Brian: IoT and IoT-adjacent technologies are simply purpose-built computers with specialized capabilities like being a printer, security camera, door lock, or HVAC system. Unfortunately, they aren’t treated or secured like most computers. While they run common operating systems like Linux with the same if not greater network, storage, and processing capabilities as your laptop, they suffer from several issues. 

They are rarely updated and operate with critical vulnerabilities. They often operate with default passwords or passwords that are never changed. And many organizations aren’t even sure who is responsible for maintaining them and keeping them secure: IT, security, facilities, 3rd party vendors, etc.

Vishwa: Mitiga says its AI-powered Cloud Detection and Response system is built for the realities of modern cloud threats. What does that mean in plain terms? Could you share how it works behind the scenes and maybe an example of how it catches threats that traditional tools might miss?

Brian: Using a distributed data lake with API connectivity and no agents, Mitiga collects log, telemetry, and alert information across multi-cloud, identity, productivity suites, SaaS applications, and security controls. 

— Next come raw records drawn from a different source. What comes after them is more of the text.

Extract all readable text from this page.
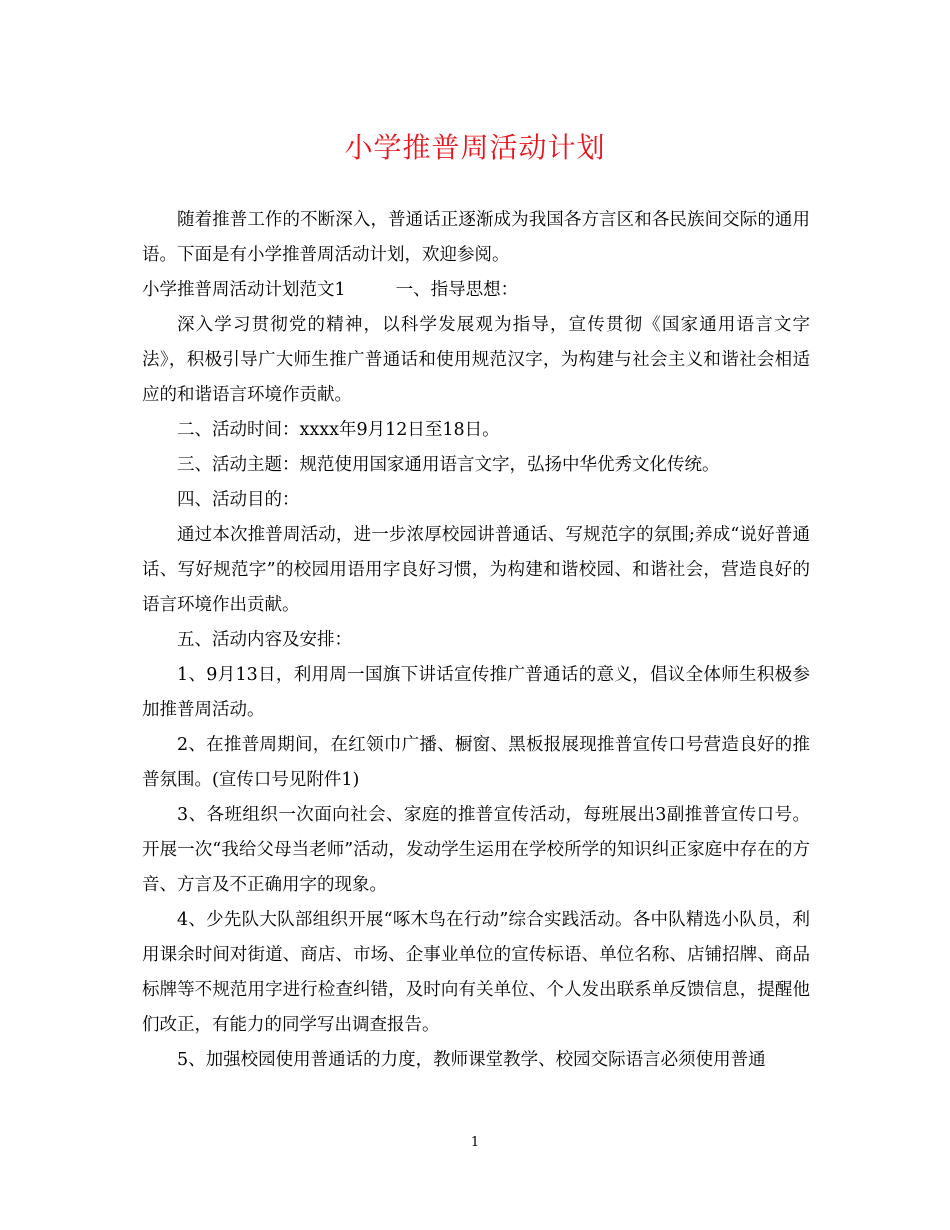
小学推普周活动计划

随着推普工作的不断深入，普通话正逐渐成为我国各方言区和各民族间交际的通用语。下面是有小学推普周活动计划，欢迎参阅。

小学推普周活动计划范文1	一、指导思想：

深入学习贯彻党的精神，以科学发展观为指导，宣传贯彻《国家通用语言文字法》，积极引导广大师生推广普通话和使用规范汉字，为构建与社会主义和谐社会相适应的和谐语言环境作贡献。

二、活动时间：xxxx年9月12日至18日。

三、活动主题：规范使用国家通用语言文字，弘扬中华优秀文化传统。

四、活动目的：

通过本次推普周活动，进一步浓厚校园讲普通话、写规范字的氛围;养成“说好普通话、写好规范字”的校园用语用字良好习惯，为构建和谐校园、和谐社会，营造良好的语言环境作出贡献。

五、活动内容及安排：

1、9月13日，利用周一国旗下讲话宣传推广普通话的意义，倡议全体师生积极参加推普周活动。

2、在推普周期间，在红领巾广播、橱窗、黑板报展现推普宣传口号营造良好的推普氛围。(宣传口号见附件1)

3、各班组织一次面向社会、家庭的推普宣传活动，每班展出3副推普宣传口号。开展一次“我给父母当老师”活动，发动学生运用在学校所学的知识纠正家庭中存在的方音、方言及不正确用字的现象。

4、少先队大队部组织开展“啄木鸟在行动”综合实践活动。各中队精选小队员，利用课余时间对街道、商店、市场、企事业单位的宣传标语、单位名称、店铺招牌、商品标牌等不规范用字进行检查纠错，及时向有关单位、个人发出联系单反馈信息，提醒他们改正，有能力的同学写出调查报告。

5、加强校园使用普通话的力度，教师课堂教学、校园交际语言必须使用普通

1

This distributed aggregation allows near-real-time AI analysis for suspicious and malicious activity that simply can’t be gleaned by looking at any one source. For example, an attacker by compromise secrets from a SaaS application. 

They then use those credentials to gain access through an identity solution, which further allows them to access other SaaS applications and cloud infrastructure, ranging from email and CRM solutions to development tools and HR systems. 

This access can allow for the theft of sensitive data, installation of malware, ransomware attacks, etc. Mitiga quickly detects and responds to these attacks, thus mitigating them efficiently and effectively.